Rising energy costs and the housing slump and mortgage crisis also make states nervous that their budgets will bleed red ink. States are saying "we're holding our breath," looking at 2010 and beyond, Eckl said.
The report does not include information for several key states. California, Illinois, Michigan and North Carolina had not completed their budgets by the time the report was written. Arizona, Massachusetts and Ohio also did not have final figures. These missing states represent one-third of the total budget dollars.
California’s projected $15.2 billion deficit is among the biggest. The state is without a 2009 budget even though its fiscal year began July 1.

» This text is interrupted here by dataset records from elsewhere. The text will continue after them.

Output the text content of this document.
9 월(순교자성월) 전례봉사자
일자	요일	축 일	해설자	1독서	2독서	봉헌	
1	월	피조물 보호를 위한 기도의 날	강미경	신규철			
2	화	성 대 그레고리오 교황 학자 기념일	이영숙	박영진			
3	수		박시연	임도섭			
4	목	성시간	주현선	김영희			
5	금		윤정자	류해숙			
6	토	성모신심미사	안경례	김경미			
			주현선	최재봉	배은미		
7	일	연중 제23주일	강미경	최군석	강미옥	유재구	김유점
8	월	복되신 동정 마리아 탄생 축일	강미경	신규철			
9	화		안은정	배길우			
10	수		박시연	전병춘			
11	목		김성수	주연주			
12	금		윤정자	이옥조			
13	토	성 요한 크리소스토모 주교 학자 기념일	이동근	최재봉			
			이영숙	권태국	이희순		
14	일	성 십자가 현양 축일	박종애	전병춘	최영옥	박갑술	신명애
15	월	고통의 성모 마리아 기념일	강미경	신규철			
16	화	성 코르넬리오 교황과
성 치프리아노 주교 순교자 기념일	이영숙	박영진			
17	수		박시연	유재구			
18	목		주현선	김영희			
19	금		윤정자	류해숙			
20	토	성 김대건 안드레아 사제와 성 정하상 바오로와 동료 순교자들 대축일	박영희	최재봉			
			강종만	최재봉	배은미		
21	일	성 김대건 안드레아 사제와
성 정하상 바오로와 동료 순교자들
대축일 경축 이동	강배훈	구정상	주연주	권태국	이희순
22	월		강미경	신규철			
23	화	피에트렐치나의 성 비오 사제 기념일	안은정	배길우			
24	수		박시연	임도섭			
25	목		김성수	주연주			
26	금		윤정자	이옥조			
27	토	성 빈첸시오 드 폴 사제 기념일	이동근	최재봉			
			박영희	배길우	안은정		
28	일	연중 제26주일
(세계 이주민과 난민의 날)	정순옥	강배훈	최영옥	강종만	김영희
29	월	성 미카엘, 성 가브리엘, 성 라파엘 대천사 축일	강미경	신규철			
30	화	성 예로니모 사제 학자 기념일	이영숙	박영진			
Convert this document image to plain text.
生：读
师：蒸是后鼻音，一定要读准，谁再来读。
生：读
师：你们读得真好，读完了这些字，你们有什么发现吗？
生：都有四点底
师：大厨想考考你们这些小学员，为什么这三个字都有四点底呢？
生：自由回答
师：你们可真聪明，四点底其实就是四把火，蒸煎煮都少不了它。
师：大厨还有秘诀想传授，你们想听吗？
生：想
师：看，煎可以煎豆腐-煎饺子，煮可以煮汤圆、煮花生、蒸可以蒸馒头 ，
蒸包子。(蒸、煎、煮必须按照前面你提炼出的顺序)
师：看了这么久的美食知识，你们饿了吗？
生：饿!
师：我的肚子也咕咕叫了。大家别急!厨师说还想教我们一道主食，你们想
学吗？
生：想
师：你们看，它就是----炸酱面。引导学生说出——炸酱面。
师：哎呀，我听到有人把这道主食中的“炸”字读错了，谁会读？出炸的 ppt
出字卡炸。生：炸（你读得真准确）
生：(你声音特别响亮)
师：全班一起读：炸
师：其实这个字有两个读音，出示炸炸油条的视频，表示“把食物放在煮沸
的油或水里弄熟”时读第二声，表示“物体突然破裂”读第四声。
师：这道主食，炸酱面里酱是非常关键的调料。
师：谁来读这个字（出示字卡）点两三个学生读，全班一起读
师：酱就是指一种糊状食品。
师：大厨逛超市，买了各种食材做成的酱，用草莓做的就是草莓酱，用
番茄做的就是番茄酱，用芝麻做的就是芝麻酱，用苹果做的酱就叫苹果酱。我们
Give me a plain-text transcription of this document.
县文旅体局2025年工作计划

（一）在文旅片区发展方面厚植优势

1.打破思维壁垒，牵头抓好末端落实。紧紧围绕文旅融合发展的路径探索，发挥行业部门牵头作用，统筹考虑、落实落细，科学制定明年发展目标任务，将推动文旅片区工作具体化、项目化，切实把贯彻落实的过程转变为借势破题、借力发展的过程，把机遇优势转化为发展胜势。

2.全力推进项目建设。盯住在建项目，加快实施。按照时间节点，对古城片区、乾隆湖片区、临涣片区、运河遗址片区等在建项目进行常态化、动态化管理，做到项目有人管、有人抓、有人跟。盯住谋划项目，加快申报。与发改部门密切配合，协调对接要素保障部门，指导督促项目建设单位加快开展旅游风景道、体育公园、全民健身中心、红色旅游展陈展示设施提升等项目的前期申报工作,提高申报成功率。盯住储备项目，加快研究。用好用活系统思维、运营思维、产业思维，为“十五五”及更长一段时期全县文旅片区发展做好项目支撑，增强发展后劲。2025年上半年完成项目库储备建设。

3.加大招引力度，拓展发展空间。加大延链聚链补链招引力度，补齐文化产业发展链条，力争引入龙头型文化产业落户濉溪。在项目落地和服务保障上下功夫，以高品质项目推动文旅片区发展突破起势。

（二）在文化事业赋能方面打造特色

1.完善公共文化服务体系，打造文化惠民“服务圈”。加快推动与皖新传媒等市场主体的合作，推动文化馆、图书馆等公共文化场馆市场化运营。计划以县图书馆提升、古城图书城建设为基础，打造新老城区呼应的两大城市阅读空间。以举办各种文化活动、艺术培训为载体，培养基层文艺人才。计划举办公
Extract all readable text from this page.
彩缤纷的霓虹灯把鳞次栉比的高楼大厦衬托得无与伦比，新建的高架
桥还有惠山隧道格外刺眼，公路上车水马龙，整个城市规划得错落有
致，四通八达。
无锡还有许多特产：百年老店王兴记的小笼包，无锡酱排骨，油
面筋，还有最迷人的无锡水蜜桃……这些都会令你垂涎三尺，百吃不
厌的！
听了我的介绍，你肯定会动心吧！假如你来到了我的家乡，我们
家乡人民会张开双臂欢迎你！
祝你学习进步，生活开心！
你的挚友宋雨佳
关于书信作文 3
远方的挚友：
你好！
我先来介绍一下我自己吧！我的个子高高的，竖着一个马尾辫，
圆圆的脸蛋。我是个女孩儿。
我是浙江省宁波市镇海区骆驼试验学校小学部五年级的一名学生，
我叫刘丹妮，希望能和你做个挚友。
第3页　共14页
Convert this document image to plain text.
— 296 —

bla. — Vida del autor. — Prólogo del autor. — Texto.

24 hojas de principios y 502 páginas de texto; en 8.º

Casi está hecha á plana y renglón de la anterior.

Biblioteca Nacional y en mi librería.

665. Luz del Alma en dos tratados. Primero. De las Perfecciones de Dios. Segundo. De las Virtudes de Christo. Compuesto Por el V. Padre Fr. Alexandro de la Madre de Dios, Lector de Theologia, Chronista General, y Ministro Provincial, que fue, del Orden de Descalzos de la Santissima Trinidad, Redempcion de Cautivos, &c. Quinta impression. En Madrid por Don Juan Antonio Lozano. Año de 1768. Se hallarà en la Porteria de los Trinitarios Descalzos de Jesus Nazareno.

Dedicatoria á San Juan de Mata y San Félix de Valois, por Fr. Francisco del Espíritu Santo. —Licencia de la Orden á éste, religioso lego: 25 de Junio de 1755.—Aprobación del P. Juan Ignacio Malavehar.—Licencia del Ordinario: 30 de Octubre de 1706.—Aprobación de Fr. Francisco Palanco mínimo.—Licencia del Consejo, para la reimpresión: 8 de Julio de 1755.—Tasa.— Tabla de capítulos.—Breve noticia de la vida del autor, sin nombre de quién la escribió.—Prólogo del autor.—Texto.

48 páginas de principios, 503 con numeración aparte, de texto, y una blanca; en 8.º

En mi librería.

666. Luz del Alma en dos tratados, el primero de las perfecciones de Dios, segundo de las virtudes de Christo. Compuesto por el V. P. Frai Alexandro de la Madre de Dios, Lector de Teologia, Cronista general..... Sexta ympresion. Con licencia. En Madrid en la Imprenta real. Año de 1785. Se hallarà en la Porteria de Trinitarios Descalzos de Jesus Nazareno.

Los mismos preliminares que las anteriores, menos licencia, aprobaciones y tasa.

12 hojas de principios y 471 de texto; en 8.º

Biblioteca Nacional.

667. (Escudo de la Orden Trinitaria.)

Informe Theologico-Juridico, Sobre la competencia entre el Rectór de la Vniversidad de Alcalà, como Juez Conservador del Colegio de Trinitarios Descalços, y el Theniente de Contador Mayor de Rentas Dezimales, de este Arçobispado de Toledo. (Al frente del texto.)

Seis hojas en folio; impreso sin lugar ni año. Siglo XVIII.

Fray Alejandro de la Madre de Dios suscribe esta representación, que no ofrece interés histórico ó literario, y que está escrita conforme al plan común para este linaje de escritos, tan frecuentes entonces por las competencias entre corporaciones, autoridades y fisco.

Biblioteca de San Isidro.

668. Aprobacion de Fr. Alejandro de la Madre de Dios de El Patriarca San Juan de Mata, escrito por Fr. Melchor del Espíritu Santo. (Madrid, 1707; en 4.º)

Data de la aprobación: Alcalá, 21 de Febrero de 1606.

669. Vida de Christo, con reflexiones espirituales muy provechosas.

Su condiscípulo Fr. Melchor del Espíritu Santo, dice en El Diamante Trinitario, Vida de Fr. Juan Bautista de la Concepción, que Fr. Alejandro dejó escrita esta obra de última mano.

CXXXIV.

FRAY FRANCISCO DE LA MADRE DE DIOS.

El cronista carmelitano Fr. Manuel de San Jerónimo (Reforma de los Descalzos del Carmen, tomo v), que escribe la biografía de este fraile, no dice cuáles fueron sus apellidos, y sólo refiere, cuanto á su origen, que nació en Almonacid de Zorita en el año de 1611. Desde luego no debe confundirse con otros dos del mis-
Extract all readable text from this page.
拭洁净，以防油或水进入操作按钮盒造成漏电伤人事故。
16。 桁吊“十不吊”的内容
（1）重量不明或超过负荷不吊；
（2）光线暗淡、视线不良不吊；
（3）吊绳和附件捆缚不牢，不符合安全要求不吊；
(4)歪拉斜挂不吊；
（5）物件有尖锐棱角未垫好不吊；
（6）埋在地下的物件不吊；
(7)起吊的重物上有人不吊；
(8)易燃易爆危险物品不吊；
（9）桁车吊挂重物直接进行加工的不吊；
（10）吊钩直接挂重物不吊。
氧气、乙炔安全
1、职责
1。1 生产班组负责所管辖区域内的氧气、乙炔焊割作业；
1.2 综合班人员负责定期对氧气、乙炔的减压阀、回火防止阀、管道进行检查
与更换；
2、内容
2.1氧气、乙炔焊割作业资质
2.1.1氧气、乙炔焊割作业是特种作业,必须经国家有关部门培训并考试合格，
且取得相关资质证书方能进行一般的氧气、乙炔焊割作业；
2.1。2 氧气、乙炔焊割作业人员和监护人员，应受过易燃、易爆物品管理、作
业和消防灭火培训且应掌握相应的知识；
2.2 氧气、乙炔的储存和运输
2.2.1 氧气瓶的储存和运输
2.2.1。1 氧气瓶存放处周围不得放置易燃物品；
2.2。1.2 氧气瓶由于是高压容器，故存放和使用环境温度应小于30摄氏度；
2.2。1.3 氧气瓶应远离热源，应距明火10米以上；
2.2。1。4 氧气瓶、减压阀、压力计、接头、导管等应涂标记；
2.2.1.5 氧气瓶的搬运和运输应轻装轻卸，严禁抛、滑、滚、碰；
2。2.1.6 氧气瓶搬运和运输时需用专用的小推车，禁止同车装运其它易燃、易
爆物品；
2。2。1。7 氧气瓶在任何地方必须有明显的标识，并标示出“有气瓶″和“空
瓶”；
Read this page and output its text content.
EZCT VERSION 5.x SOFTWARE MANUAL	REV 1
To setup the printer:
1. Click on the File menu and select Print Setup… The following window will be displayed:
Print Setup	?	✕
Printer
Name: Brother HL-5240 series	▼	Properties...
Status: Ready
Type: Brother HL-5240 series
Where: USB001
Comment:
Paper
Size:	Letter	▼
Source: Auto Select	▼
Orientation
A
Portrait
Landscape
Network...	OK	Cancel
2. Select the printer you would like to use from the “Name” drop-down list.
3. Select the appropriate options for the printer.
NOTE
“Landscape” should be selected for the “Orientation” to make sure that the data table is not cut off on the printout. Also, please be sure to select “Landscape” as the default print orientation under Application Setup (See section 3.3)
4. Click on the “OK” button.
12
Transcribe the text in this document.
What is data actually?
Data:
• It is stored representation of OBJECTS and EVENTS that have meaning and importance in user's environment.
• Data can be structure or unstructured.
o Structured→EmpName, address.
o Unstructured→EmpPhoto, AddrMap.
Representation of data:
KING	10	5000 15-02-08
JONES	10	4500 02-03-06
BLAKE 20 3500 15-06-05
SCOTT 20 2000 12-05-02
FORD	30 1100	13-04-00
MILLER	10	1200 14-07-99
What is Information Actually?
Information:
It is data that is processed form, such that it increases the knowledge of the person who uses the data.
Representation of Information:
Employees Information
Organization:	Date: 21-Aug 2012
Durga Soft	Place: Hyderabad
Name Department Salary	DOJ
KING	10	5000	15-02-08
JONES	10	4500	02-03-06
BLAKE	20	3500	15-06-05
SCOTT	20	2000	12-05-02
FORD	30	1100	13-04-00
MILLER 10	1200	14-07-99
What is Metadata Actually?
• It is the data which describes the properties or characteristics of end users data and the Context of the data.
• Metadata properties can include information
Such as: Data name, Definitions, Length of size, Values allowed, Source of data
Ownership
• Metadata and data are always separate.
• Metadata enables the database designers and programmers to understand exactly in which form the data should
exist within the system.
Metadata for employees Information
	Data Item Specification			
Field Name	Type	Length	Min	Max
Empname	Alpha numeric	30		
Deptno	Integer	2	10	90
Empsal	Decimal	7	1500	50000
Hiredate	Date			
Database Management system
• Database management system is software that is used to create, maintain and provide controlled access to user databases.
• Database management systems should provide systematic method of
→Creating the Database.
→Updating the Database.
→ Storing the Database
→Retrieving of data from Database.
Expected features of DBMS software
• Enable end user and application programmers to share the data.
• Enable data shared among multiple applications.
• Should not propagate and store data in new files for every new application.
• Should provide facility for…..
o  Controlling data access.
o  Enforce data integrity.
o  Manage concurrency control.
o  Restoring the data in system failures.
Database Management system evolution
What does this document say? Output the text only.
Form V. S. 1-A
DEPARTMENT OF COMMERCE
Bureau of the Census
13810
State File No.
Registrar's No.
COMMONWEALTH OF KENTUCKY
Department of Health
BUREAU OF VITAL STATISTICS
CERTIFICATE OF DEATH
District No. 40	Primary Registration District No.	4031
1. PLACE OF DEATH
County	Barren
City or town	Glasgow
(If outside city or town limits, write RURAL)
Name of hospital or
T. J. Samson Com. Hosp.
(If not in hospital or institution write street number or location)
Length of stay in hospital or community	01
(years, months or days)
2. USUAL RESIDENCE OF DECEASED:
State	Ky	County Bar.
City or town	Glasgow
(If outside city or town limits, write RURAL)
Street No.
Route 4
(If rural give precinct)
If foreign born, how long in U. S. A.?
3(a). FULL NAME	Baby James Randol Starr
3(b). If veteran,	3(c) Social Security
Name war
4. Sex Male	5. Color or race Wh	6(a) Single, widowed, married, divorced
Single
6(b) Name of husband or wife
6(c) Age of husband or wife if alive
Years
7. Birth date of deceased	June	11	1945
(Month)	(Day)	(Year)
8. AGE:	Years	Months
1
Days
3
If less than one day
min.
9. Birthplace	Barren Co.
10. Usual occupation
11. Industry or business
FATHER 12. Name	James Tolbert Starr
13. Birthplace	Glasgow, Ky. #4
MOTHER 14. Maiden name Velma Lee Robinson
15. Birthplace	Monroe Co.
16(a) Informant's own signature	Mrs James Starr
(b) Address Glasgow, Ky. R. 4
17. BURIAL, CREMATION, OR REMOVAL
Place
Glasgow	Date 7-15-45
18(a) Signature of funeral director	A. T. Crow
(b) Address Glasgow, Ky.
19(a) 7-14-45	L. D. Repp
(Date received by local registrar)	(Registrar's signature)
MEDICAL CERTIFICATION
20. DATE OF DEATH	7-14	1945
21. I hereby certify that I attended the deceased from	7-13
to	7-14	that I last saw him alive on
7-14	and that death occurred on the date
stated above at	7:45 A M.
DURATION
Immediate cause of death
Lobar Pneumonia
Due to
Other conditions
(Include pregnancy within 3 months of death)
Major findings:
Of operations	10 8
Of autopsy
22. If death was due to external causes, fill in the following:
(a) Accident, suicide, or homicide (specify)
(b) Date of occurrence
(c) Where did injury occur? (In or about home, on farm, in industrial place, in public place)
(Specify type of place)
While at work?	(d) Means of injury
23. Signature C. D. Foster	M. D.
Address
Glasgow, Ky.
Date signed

States largely avoided raising taxes, according to NCSL, and instead:
Cut spending: 10 states made across-the-board reductions; 12 targeted higher education; 11 cut elementary-secondary education; and 10 cut Medicaid.
Trimmed state payrolls: Florida, Maine, Tennessee and Vermont laid off state employees, and nine states imposed hiring freezes.
Tapped reserves: 14 states tapped rainy-day or other reserve funds. Nevada used $267 million, virtually eliminating its rainy-day fund; Minnesota used $500 million, nearly half its balance; and Massachusetts used $310 million.
Used tobacco funds: Oklahoma borrowed $100 million in excess tobacco tax funds, and Vermont used proceeds from its legal settlement with tobacco companies to help cover Medicaid costs.
Expanded gambling: Delaware allowed tracks to operate 24 hours a day, while Rhode Island is letting casinos stay open 24 hours three days a week.
Unlike the federal government, states cannot run deficits, forcing them to find the money or cut spending to balance their budgets.
There is one bright spot. While tourism may be down for some states because Americans are traveling less, states that are a draw for international tourism, such as Florida and Vermont, are benefiting from foreign visitors taking advantage of the weak U.S. dollar.